At this point, I decided that I should do a little analysis of my own. I started looking around for US mortality datasets and quickly found that the data situation is complicated. There’s an understandable concern about protecting individuals’ privacy and so recent data tends to be either not publicly available or obfuscated in various ways so that identification is impossible. Unfortunately, removing the date of death is one of those ways.

The most recent usable data that I could get my hands on were the FMWK304 and GMWK305 mortality tables from the National Vital Statistics System. These include the total deaths per day from 1999-2007 segmented by cause of death.
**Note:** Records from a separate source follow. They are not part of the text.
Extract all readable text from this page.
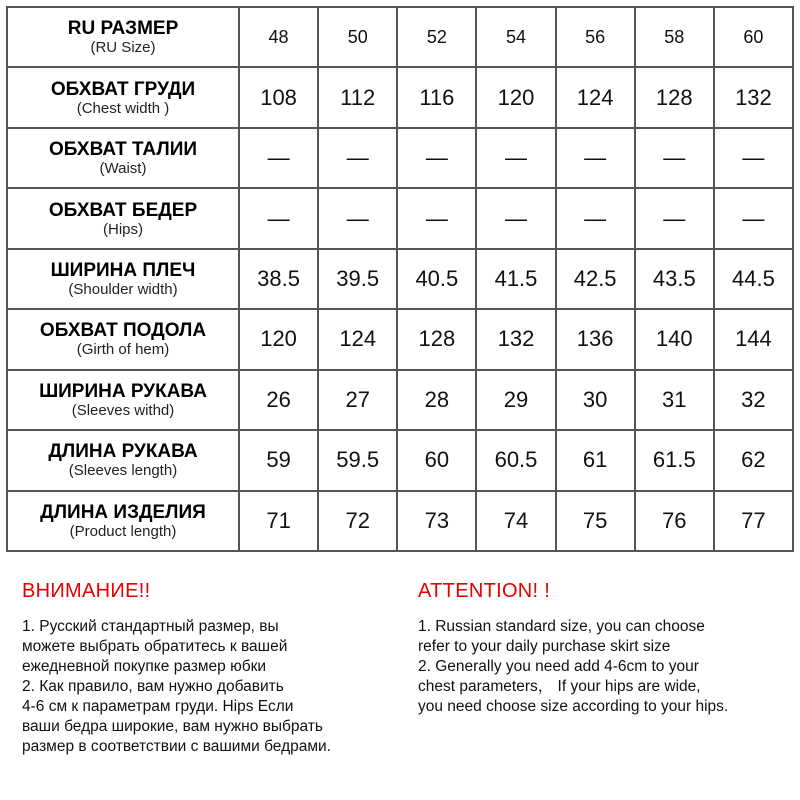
RU РАЗМЕР
(RU Size)	48	50	52	54	56	58	60

ОБХВАТ ГРУДИ
(Chest width )	108	112	116	120	124	128	132

ОБХВАТ ТАЛИИ
(Waist)	—	—	—	—	—	—	—

ОБХВАТ БЕДЕР
(Hips)	—	—	—	—	—	—	—

ШИРИНА ПЛЕЧ
(Shoulder width)	38.5	39.5	40.5	41.5	42.5	43.5	44.5

ОБХВАТ ПОДОЛА
(Girth of hem)	120	124	128	132	136	140	144

ШИРИНА РУКАВА
(Sleeves withd)	26	27	28	29	30	31	32

ДЛИНА РУКАВА
(Sleeves length)	59	59.5	60	60.5	61	61.5	62

ДЛИНА ИЗДЕЛИЯ
(Product length)	71	72	73	74	75	76	77
ВНИМАНИЕ!!
1. Русский стандартный размер, вы
можете выбрать обратитесь к вашей
ежедневной покупке размер юбки
2. Как правило, вам нужно добавить
4-6 см к параметрам груди. Hips Если
ваши бедра широкие, вам нужно выбрать
размер в соответствии с вашими бедрами.
ATTENTION! !
1. Russian standard size, you can choose
refer to your daily purchase skirt size
2. Generally you need add 4-6cm to your
chest parameters， If your hips are wide,
you need choose size according to your hips.
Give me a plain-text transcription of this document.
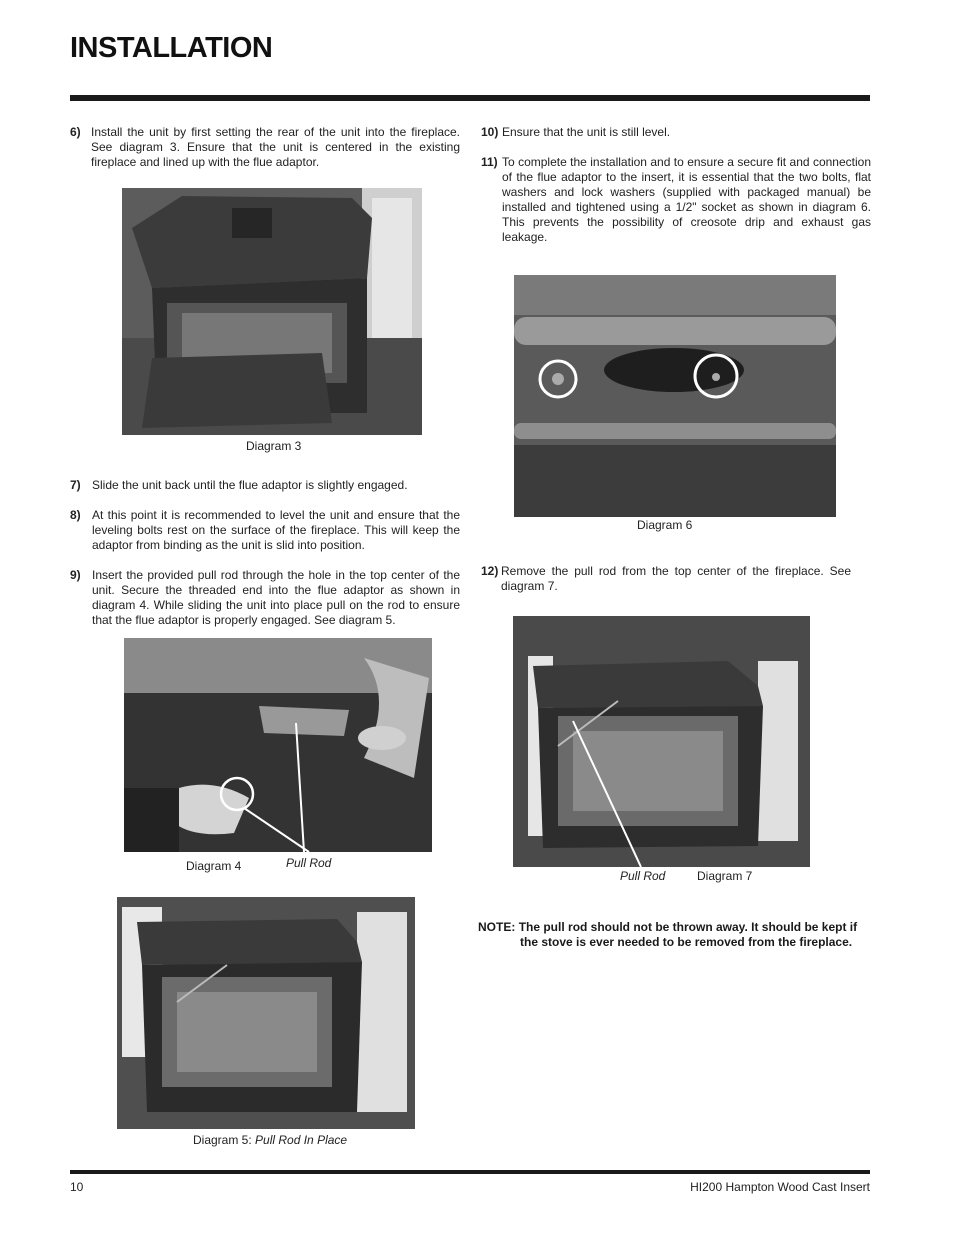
INSTALLATION
6) Install the unit by first setting the rear of the unit into the fireplace. See diagram 3. Ensure that the unit is centered in the existing fireplace and lined up with the flue adaptor.
Diagram 3
7) Slide the unit back until the flue adaptor is slightly engaged.
8) At this point it is recommended to level the unit and ensure that the leveling bolts rest on the surface of the fireplace. This will keep the adaptor from binding as the unit is slid into position.
9) Insert the provided pull rod through the hole in the top center of the unit. Secure the threaded end into the flue adaptor as shown in diagram 4. While sliding the unit into place pull on the rod to ensure that the flue adaptor is properly engaged. See diagram 5.
Diagram 4	Pull Rod
Diagram 5: Pull Rod In Place
10) Ensure that the unit is still level.
11) To complete the installation and to ensure a secure fit and connection of the flue adaptor to the insert, it is essential that the two bolts, flat washers and lock washers (supplied with packaged manual) be installed and tightened using a 1/2" socket as shown in diagram 6. This prevents the possibility of creosote drip and exhaust gas leakage.
Diagram 6
12) Remove the pull rod from the top center of the fireplace. See diagram 7.
Pull Rod	Diagram 7
NOTE: The pull rod should not be thrown away. It should be kept if
the stove is ever needed to be removed from the fireplace.
10	HI200 Hampton Wood Cast Insert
I focused on death by motor vehicle accidents for both occupants and pedestrians.

I aggregated the data across the available years to see the average number of deaths per day for the week before, the week of, and the week after the DST transition.

Vehicle occupant deaths

Then I considered the average of the week before and the week after as a baseline and subtracted this off from the week of the transition to find the excess deaths.

Excess vehicle occupant deaths

We would expect a large excess on Monday in particular if the original premise of tired commuters causing accidents were true. We do see an excess of about $6$ on Monday but the errors are so large that it’s indistinguishable from zero.

The statistical uncertainties are even larger for the pedestrian deaths because they’re less frequent

Pedestrian deaths

and the excess deaths

Excess pedestrian deaths

are again fairly indistinguishable from zero. There’s actually a deficit observed on Monday but that’s meaningless in the face of the large statistical error.

We can also aggregate the deaths over the entire week instead of dividing it up by day. This could possibly improve the signal to noise ratio if there are continued effects throughout the week. The excesses for the week of the transition are $33 \pm 51$ vehicle occupant deaths and $5.6 \pm 11$ pedestrian deaths. All that we could really do with these would be to put upper limits on the excesses; we can’t exclude zero in either case.

So there you have it: there isn’t really much evidence that the Daylight Savings Time transition results in any deaths due to tired driving. Is it weird that I’m a little disappointed? It’s certainly possible, maybe even likely, that it does but the nine years of data that we looked at simply don’t have the statistical resolving power to prove it. You could decrease the errors a little bit by coming up with a more sophisticated model for the baseline subtraction but that would only change the statistical errors by a factor of $\sqrt{\frac 2 3} \approx 0.82$. Another factor of $\sqrt{\frac{9}{37}} \approx 0.49$ could be achieved by getting access to the non-public National Death Index data stretching back to 1980, but I would be hesitant to use data any older than that because there have been tremendous gains in vehicle safety since then. That would knock the statistical errors on the excess vehicle occupant deaths for the week down to about $21$ which may or may not be enough to resolve a signal.

Overall, I would judge this factoid as much less apparently true than I expected it to be. It might be possible to discern a definitive signal with access to the non-public data but I have a feeling that it would still be fairly ambiguous. The statistical errors are such that the problem is highly susceptible to p-hacking and that’s probably why you’ll find papers using different model assumptions and coming to conflicting conclusions.

It might not be a killer but can we at least all agree that Standard Time sucks?